JURANVILLE, 2000, ALTER

CERTITUDE, Culpabilité, Objectivité, Altérité, DESCARTES

La certitude qui advient au sujet, par l'expérience du cogito et par la grâce du Dieu non trompeur, n'est pas tant un rapport à soi qu'une soumission à l'hétéronomie ; elle se fait instrument de la culpabilité essentielle et fait prendre conscience au sujet qu'il a à s'objectiver, à ne pas en rester à la certitude immédiate de soi. Pourtant, c'est bien comme conscience abstraite ignorant toute finitude, que la subjectivité se pose d'abord intérieurement et qu'elle engage, face au monde, son entreprise d'objectivation. Alors ces deux mouvements inverses, érigeant une subjectivité et une objectivité également absolues, également désincarnées, lui font oublier la certitude première basée sur l'altérité essentielle. Le sujet peut encore reconnaître cette altérité, affirmant sa propre finitude (et culpabilité) mais en occultant cette fois la nécessité de l'objectivation et allant jusqu'à nier toute possibilité d'un savoir vrai. Ce à quoi s'en tient la pensée de l’existence tant qu'elle ignore la vérité structurale de l'inconscient.

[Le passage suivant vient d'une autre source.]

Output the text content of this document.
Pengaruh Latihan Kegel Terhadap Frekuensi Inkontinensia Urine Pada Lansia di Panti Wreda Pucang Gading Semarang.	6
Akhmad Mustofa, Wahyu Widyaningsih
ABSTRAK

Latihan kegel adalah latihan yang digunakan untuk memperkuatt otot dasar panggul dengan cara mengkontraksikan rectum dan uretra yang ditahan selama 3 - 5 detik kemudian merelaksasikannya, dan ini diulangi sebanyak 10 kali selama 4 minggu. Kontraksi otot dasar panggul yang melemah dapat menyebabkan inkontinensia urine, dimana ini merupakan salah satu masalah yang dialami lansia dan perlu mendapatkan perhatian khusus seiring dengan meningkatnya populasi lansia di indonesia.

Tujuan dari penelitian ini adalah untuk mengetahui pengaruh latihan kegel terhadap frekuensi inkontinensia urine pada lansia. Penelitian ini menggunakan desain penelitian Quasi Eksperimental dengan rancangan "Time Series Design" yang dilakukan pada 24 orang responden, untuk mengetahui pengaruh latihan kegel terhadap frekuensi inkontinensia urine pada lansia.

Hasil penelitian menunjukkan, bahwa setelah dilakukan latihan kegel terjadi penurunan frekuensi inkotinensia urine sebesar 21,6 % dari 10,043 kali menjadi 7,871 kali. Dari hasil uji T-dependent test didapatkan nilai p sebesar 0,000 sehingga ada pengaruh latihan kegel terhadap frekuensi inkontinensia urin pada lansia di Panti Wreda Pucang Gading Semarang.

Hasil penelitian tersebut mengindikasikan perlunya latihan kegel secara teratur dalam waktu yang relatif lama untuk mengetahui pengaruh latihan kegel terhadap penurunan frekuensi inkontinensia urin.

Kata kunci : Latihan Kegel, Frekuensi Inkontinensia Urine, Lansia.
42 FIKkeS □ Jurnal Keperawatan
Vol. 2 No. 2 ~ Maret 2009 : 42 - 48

"Que la certitude soit l’instrument de la culpabilité, cela se comprend déjà en ce qu’elle rappelle au sujet qu’il a à s’objectiver, à accomplir son œuvre de sujet. C’est cette certitude qui meut Descartes dans sa recherche du principe. C’est elle qu’il dégage comme telle pour y atteindre, puisque c’est à partir d’elle qu’il reconstituera, avec la grâce du Dieu bon, tout le système du savoir vrai."
JURANVILLE, 2000, ALTER

CAUSE, Identité, Oubli, Loi

L'identité avec l'existence définit la cause, laquelle fait acte de la loi pour le sujet. Cette loi, le sujet s'en saisit pour reconstituer peu à peu une nécessité à travers l'oeuvre - mais toujours d'abord le fini refuse pareille cause remettant "en cause" son identité immédiate et l'appelant à devenir cause lui-même. D'abord, par la grâce, la cause se donne comme objet fini (agissant comme cause matérielle), lequel est censé se faire oublier comme tel - mais l'existant refuse d'oublier l'objet, le fausse et l'absolutise, refoulant de ce fait la cause elle-même (comme dans la science). Ensuite, par l'élection reçue de l'Autre, la cause se donne comme sujet (agissant comme cause formelle), lequel peine à s'oublier comme substance, en tout cas comme conscience faussement souveraine (comme souvent en philosophie). Puis, par la foi, la cause se donne comme Autre (agissant comme cause finale), pour permettre à l'existant d'affronter la finitude et d'accepter l'oubli essentiel, afin de devenir Autre à son tour - mais le fini fausse cet Autre, lui attribuant une puissance sans finitude (quand la religion vire à la superstition). Enfin, par le don, la cause se donne comme Chose (agissant comme cause efficiente), Chose créatrice ouverte sur son Autre, ce que doit devenir à son tour le sujet existant par l'accomplissement de l'oeuvre.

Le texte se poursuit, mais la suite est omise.